The Sunday Times has an article reporting that many homebuyers who took out adjustable rate mortgages 3 years ago, are now refinancing to avoid higher mortgage rates. The article (actually the accompanying chart) also adds that many are refinancing with negative amortization loans, under which the outstanding principle increases through time. The chart tells readers that this could make sense, as long as house prices continue to rise.
Okay, let's check the numbers here. Three years ago, homeowners were taking out adjustable rate mortgages at rates in the neighborhood of 4.5 percent. Many are now resetting at rates that are 2.0 percentage points higher, or close to 6.5 percent. The article reports that the national average for adjustable rate mortgages is now 6.28 percent. Throw in fees of 0.5 to 1.0 percent and it's hard to find the savings. In other words, simply exchanging adjustable rate mortgages will not in general save homeowners any money.

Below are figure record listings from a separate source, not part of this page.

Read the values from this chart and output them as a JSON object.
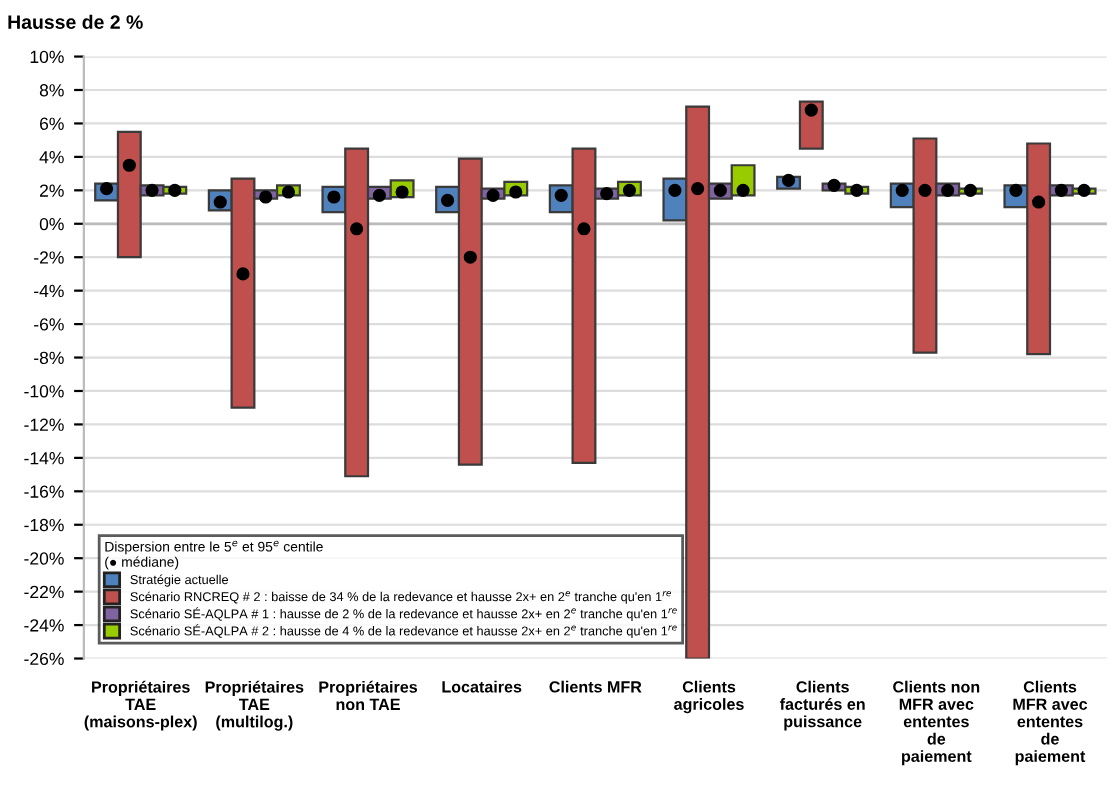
{
  "chart_data": {
    "type": "bar",
    "title": "Hausse de 2 %",
    "legend_title": "Dispersion entre le 5$^{e}$ et 95$^{e}$ centile\n(● médiane)",
    "categories": [
      "Propriétaires\nTAE\n(maisons-plex)",
      "Propriétaires\nTAE\n(multilog.)",
      "Propriétaires\nnon TAE",
      "Locataires",
      "Clients MFR",
      "Clients\nagricoles",
      "Clients\nfacturés en\npuissance",
      "Clients non\nMFR avec\nententes\nde\npaiement",
      "Clients\nMFR avec\nententes\nde\npaiement"
    ],
    "series": [
      {
        "name": "Stratégie actuelle",
        "color": "#4f81bd",
        "base": [
          1.4,
          0.8,
          0.7,
          0.7,
          0.7,
          0.2,
          2.1,
          1.0,
          1.0
        ],
        "values": [
          1.0,
          1.2,
          1.5,
          1.5,
          1.6,
          2.5,
          0.7,
          1.4,
          1.3
        ]
      },
      {
        "name": "Scénario RNCREQ # 2 : baisse de 34 % de la redevance et hausse 2x+ en 2$^{e}$ tranche qu'en 1$^{re}$",
        "color": "#c0504d",
        "base": [
          -2.0,
          -11.0,
          -15.1,
          -14.4,
          -14.3,
          -26.0,
          4.5,
          -7.7,
          -7.8
        ],
        "values": [
          7.5,
          13.7,
          19.6,
          18.3,
          18.8,
          33.0,
          2.8,
          12.8,
          12.6
        ]
      },
      {
        "name": "Scénario SÉ-AQLPA # 1 : hausse de 2 % de la redevance et hausse 2x+ en 2$^{e}$ tranche qu'en 1$^{re}$",
        "color": "#8064a2",
        "base": [
          1.7,
          1.5,
          1.5,
          1.5,
          1.5,
          1.5,
          2.0,
          1.7,
          1.7
        ],
        "values": [
          0.6,
          0.5,
          0.7,
          0.6,
          0.6,
          0.9,
          0.4,
          0.7,
          0.6
        ]
      },
      {
        "name": "Scénario SÉ-AQLPA # 2 : hausse de 4 % de la redevance et hausse 2x+ en 2$^{e}$ tranche qu'en 1$^{re}$",
        "color": "#99cc00",
        "base": [
          1.8,
          1.7,
          1.6,
          1.7,
          1.7,
          1.7,
          1.8,
          1.8,
          1.8
        ],
        "values": [
          0.4,
          0.6,
          1.0,
          0.8,
          0.8,
          1.8,
          0.4,
          0.3,
          0.3
        ]
      },
      {
        "type": "scatter",
        "color": "#000000",
        "x": [
          "Propriétaires\nTAE\n(maisons-plex)",
          "Propriétaires\nTAE\n(multilog.)",
          "Propriétaires\nnon TAE",
          "Locataires",
          "Clients MFR",
          "Clients\nagricoles",
          "Clients\nfacturés en\npuissance",
          "Clients non\nMFR avec\nententes\nde\npaiement",
          "Clients\nMFR avec\nententes\nde\npaiement"
        ],
        "values": [
          2.1,
          1.3,
          1.6,
          1.4,
          1.7,
          2.0,
          2.6,
          2.0,
          2.0
        ]
      },
      {
        "type": "scatter",
        "color": "#000000",
        "x": [
          "Propriétaires\nTAE\n(maisons-plex)",
          "Propriétaires\nTAE\n(multilog.)",
          "Propriétaires\nnon TAE",
          "Locataires",
          "Clients MFR",
          "Clients\nagricoles",
          "Clients\nfacturés en\npuissance",
          "Clients non\nMFR avec\nententes\nde\npaiement",
          "Clients\nMFR avec\nententes\nde\npaiement"
        ],
        "values": [
          3.5,
          -3.0,
          -0.3,
          -2.0,
          -0.3,
          2.1,
          6.8,
          2.0,
          1.3
        ]
      },
      {
        "type": "scatter",
        "color": "#000000",
        "x": [
          "Propriétaires\nTAE\n(maisons-plex)",
          "Propriétaires\nTAE\n(multilog.)",
          "Propriétaires\nnon TAE",
          "Locataires",
          "Clients MFR",
          "Clients\nagricoles",
          "Clients\nfacturés en\npuissance",
          "Clients non\nMFR avec\nententes\nde\npaiement",
          "Clients\nMFR avec\nententes\nde\npaiement"
        ],
        "values": [
          2.0,
          1.6,
          1.7,
          1.7,
          1.8,
          2.0,
          2.3,
          2.0,
          2.0
        ]
      },
      {
        "type": "scatter",
        "color": "#000000",
        "x": [
          "Propriétaires\nTAE\n(maisons-plex)",
          "Propriétaires\nTAE\n(multilog.)",
          "Propriétaires\nnon TAE",
          "Locataires",
          "Clients MFR",
          "Clients\nagricoles",
          "Clients\nfacturés en\npuissance",
          "Clients non\nMFR avec\nententes\nde\npaiement",
          "Clients\nMFR avec\nententes\nde\npaiement"
        ],
        "values": [
          2.0,
          1.9,
          1.9,
          1.9,
          2.0,
          2.0,
          2.0,
          2.0,
          2.0
        ]
      }
    ],
    "ylim": [
      -26,
      10
    ],
    "yticks": [
      {
        "value": -26,
        "label": "-26%"
      },
      {
        "value": -24,
        "label": "-24%"
      },
      {
        "value": -22,
        "label": "-22%"
      },
      {
        "value": -20,
        "label": "-20%"
      },
      {
        "value": -18,
        "label": "-18%"
      },
      {
        "value": -16,
        "label": "-16%"
      },
      {
        "value": -14,
        "label": "-14%"
      },
      {
        "value": -12,
        "label": "-12%"
      },
      {
        "value": -10,
        "label": "-10%"
      },
      {
        "value": -8,
        "label": "-8%"
      },
      {
        "value": -6,
        "label": "-6%"
      },
      {
        "value": -4,
        "label": "-4%"
      },
      {
        "value": -2,
        "label": "-2%"
      },
      {
        "value": 0,
        "label": "0%"
      },
      {
        "value": 2,
        "label": "2%"
      },
      {
        "value": 4,
        "label": "4%"
      },
      {
        "value": 6,
        "label": "6%"
      },
      {
        "value": 8,
        "label": "8%"
      },
      {
        "value": 10,
        "label": "10%"
      }
    ],
    "grid": "y",
    "legend": "bottom left",
    "marker": "circle"
  }
}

Now, the point may be that homeowners are pulling more equity out of their home, taking advantage of the strong appreciation in many areas over the last three years. While, contrary to claims in the article, this doesn't save anything in terms of monthly payments (the payment on a larger mortgage will be higher, not lower), the additional cash can postpone a day of reckoning.

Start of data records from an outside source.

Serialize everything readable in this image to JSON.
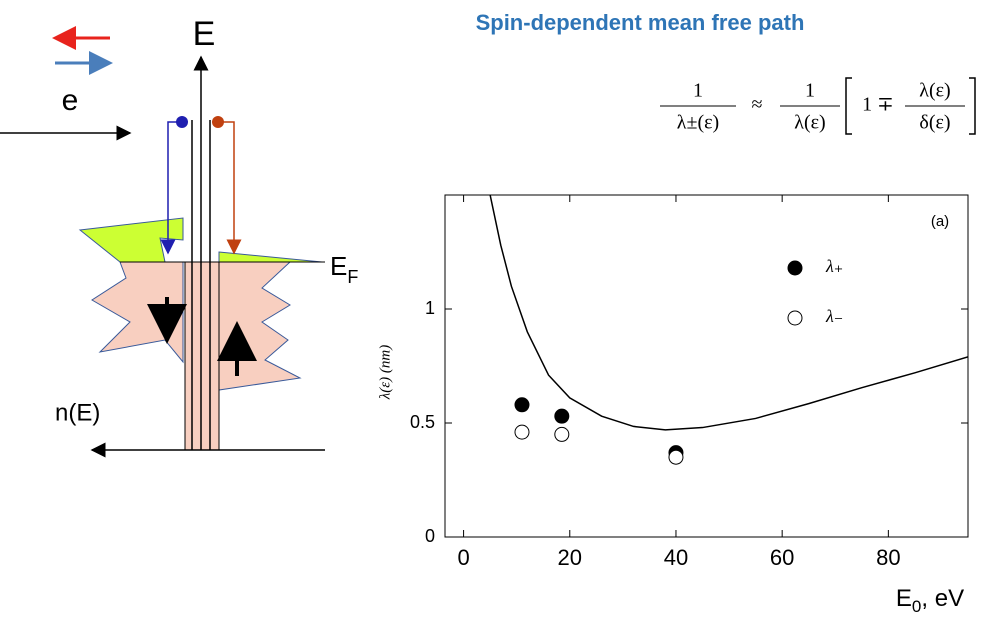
{
  "title": "Spin-dependent mean free path",
  "diagram": {
    "energy_label": "E",
    "electron_label": "e",
    "fermi_label": {
      "main": "E",
      "sub": "F"
    },
    "dos_label": "n(E)"
  },
  "formula": {
    "lhs_num": "1",
    "lhs_den": "λ±(ε)",
    "relation": "≈",
    "rhs_num": "1",
    "rhs_den": "λ(ε)",
    "bracket_term": "1 ∓",
    "frac_num": "λ(ε)",
    "frac_den": "δ(ε)"
  },
  "chart_data": {
    "type": "scatter",
    "annotation": "(a)",
    "y_label": "λ(ε)  (nm)",
    "x_label": {
      "main": "E",
      "sub": "0",
      "rest": ", eV"
    },
    "xlim": [
      -3.5,
      95
    ],
    "ylim": [
      0,
      1.5
    ],
    "xticks": [
      0,
      20,
      40,
      60,
      80
    ],
    "yticks": [
      0,
      0.5,
      1
    ],
    "series": [
      {
        "name": "λ₊",
        "color": "#000000",
        "fill": true,
        "x": [
          11,
          18.5,
          40
        ],
        "values": [
          0.58,
          0.53,
          0.37
        ]
      },
      {
        "name": "λ₋",
        "color": "#000000",
        "fill": false,
        "x": [
          11,
          18.5,
          40
        ],
        "values": [
          0.46,
          0.45,
          0.35
        ]
      }
    ],
    "line": {
      "color": "#000000",
      "x": [
        5,
        7,
        9,
        12,
        16,
        20,
        26,
        32,
        38,
        45,
        55,
        65,
        75,
        85,
        95
      ],
      "values": [
        1.5,
        1.28,
        1.1,
        0.9,
        0.71,
        0.61,
        0.53,
        0.485,
        0.47,
        0.48,
        0.52,
        0.585,
        0.655,
        0.72,
        0.79
      ]
    }
  }
}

However, the risk in this case is really the exact opposite of what the article claims. The article reports that this strategy may make sense if home prices continue to climb. Actually, pulling out more equity can make much more sense if home prices fall. In that case, the mortgage holder is left with a mortgage that exceeds the value of the house. The homeowner can walk away turning over a house that may be worth much less than the amount of money he has borrowed. That might not be pretty, but it is what will happen in hundreds of thousands of cases across the country.